In eukaryotes, the single-stranded DNA - binding protein RPA acts as a guardian of single-stranded DNA , and its presence is indispensable for both DNA replication and DNA repair .
RPA can not only protect the integrity of single-stranded DNA , but also guide downstream factors to signal or repair single-stranded DNA intermediates .
However, it is still unclear how the downstream enzymes and factors can outcompete RPA and bind to single-stranded DNA .
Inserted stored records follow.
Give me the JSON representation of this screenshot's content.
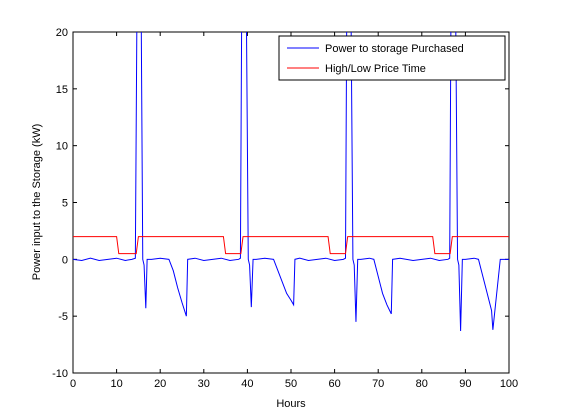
{
  "chart_data": {
    "type": "line",
    "xlabel": "Hours",
    "ylabel": "Power input to the Storage (kW)",
    "xlim": [
      0,
      100
    ],
    "ylim": [
      -10,
      20
    ],
    "xticks": [
      0,
      10,
      20,
      30,
      40,
      50,
      60,
      70,
      80,
      90,
      100
    ],
    "yticks": [
      -10,
      -5,
      0,
      5,
      10,
      15,
      20
    ],
    "legend": "upper right",
    "series": [
      {
        "name": "Power to storage Purchased",
        "color": "#0000ff",
        "x": [
          0,
          2,
          4,
          6,
          8,
          10,
          12,
          13.5,
          14.3,
          14.8,
          15.5,
          16,
          16.3,
          16.7,
          17,
          18,
          20,
          22,
          23,
          24,
          25,
          26,
          26.3,
          28,
          30,
          32,
          34,
          36,
          38,
          38.4,
          38.8,
          39.6,
          40.2,
          40.5,
          40.9,
          41.3,
          42,
          44,
          46,
          47,
          48,
          49,
          50,
          50.6,
          50.9,
          52,
          54,
          56,
          58,
          60,
          62,
          62.5,
          62.9,
          63.6,
          64.2,
          64.5,
          64.9,
          65.3,
          66,
          68,
          69,
          70,
          71,
          72,
          73,
          73.3,
          75,
          78,
          80,
          82,
          84,
          86,
          86.4,
          86.8,
          87.6,
          88.2,
          88.5,
          88.9,
          89.3,
          90,
          92,
          93,
          94,
          95,
          96,
          96.3,
          98,
          100
        ],
        "values": [
          0,
          -0.1,
          0.1,
          -0.1,
          0,
          0.1,
          -0.1,
          0,
          0.1,
          30,
          30,
          0,
          -0.5,
          -4.3,
          0,
          0,
          0.1,
          0,
          -1,
          -2.5,
          -3.8,
          -5,
          0,
          0.1,
          -0.1,
          0,
          0.1,
          -0.1,
          0,
          0.1,
          30,
          30,
          0,
          -0.5,
          -4.2,
          0,
          0,
          0.1,
          0,
          -1,
          -2,
          -3,
          -3.6,
          -4,
          0,
          0.1,
          -0.1,
          0,
          0.1,
          -0.1,
          0,
          0.1,
          30,
          30,
          0,
          -0.5,
          -5.5,
          0,
          0,
          0.1,
          0,
          -1.5,
          -3,
          -4,
          -4.8,
          0,
          0.1,
          -0.1,
          0,
          0.1,
          -0.1,
          0,
          0.1,
          30,
          30,
          0,
          -0.5,
          -6.3,
          0,
          0,
          0.1,
          0,
          -1.5,
          -3,
          -4.5,
          -6.2,
          0,
          0
        ]
      },
      {
        "name": "High/Low Price Time",
        "color": "#ff0000",
        "x": [
          0,
          10,
          10.5,
          14.5,
          15,
          34.5,
          35,
          38.5,
          39,
          58.5,
          59,
          62.5,
          63,
          82.5,
          83,
          86.5,
          87,
          100
        ],
        "values": [
          2,
          2,
          0.5,
          0.5,
          2,
          2,
          0.5,
          0.5,
          2,
          2,
          0.5,
          0.5,
          2,
          2,
          0.5,
          0.5,
          2,
          2
        ]
      }
    ]
  }
}
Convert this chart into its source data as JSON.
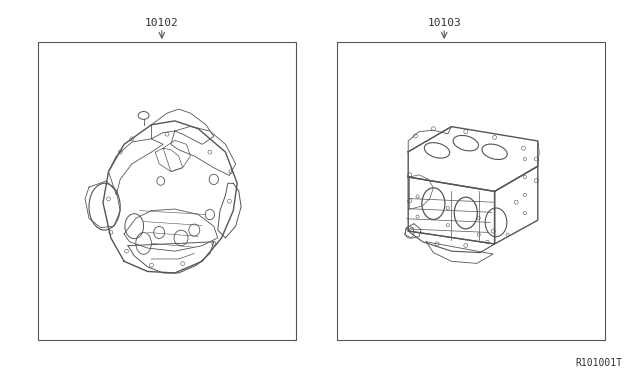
{
  "background_color": "#ffffff",
  "fig_width": 6.4,
  "fig_height": 3.72,
  "dpi": 100,
  "part1_label": "10102",
  "part2_label": "10103",
  "diagram_id": "R101001T",
  "line_color": "#555555",
  "text_color": "#333333",
  "label_fontsize": 8,
  "diagram_id_fontsize": 7
}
Among the many factors that interact with RPA , Dna2 is an evolutionarily conserved nuclease and plays a unique role in the digestion of RPA -bound single-stranded DNA , making Dna2 important for DNA replication following strand maturation as well as DNA It plays an important role in the repair of double-strand breaks .
exist
In DNA replication, the 5'-flap formed during lagging strand replication must be removed during lagging strand maturation
.
In this process, Dna2 is involved in removing the long 5'-flap bound to RPA , allowing Fen1 nuclease to further remove the 5'-flap and promote lagging strand maturation .
During homologous recombination-mediated double-strand break repair,Dna2 cooperates with Sgs1 helicase to excise a segment of 5' - ssDNA at the end of the broken DNA to form 3' - ssDNA required for downstream template search and strand exchange .
On January 18 , 2022 , Qi Zhi's laboratory of Peking University Center for Quantitative Biology, Niu Hengyao 's laboratory of Indiana University, and Grzegorz Ira 's laboratory of Baylor College of Medicine published in the journal Nature Communications the title Deciphering the mechanism of processive ssDNA digestion by the Dna2 - Article on RPA ensemble .
The study found that in the eukaryotic model organism Saccharomyces cerevisiae, Dna2 can form a stable complex withRPA to " walk " on single-stranded DNA and processively digest single-stranded DNA (Figure 1 ), and the key to supporting this processive digestion is The cis- and trans-interfaces formed by the interaction of Dna2 and RPA .
Figure 1.
This study found that Dna2 can selectively form a stable ternary complex with RPA on a 5′- single-stranded DNA substrate (Figure 2 ), and revealed that the N -terminus of the Rfa1 large subunit in RPA is important for this ternary complex The formation of Dna2 is crucial, thus mechanistically explaining the previously reported selective activity of Dna2 towards 5' - ssDNA .
Figure 2.
The authors delved further and found that the NAB domain of the Rfa1 large subunit of RPA ( Rfa1-NAB ) can not only form a ternary complex with Dna2 on single-stranded DNA , but also support the processive digestion of Dna2 in place of RPA (Figure 3 ) .
Figure 3.
In the process of studying the fusion protein NAB-dna2- ∆ 248N , the authors found that although it can digest single-stranded DNA , it cannot effectively digest the complex secondary structure region contained in single-stranded DNA, and can not digest single-stranded DNA efficiently.
Figure 4.
Combining the results reported in this paper, the authors propose a novel model for the digestion of single-stranded DNA by the Dna2-RPA complex (Figure 5 )
Figure 5.
Shen Jiangchuan, a postdoctoral fellow at Indiana University, Dr.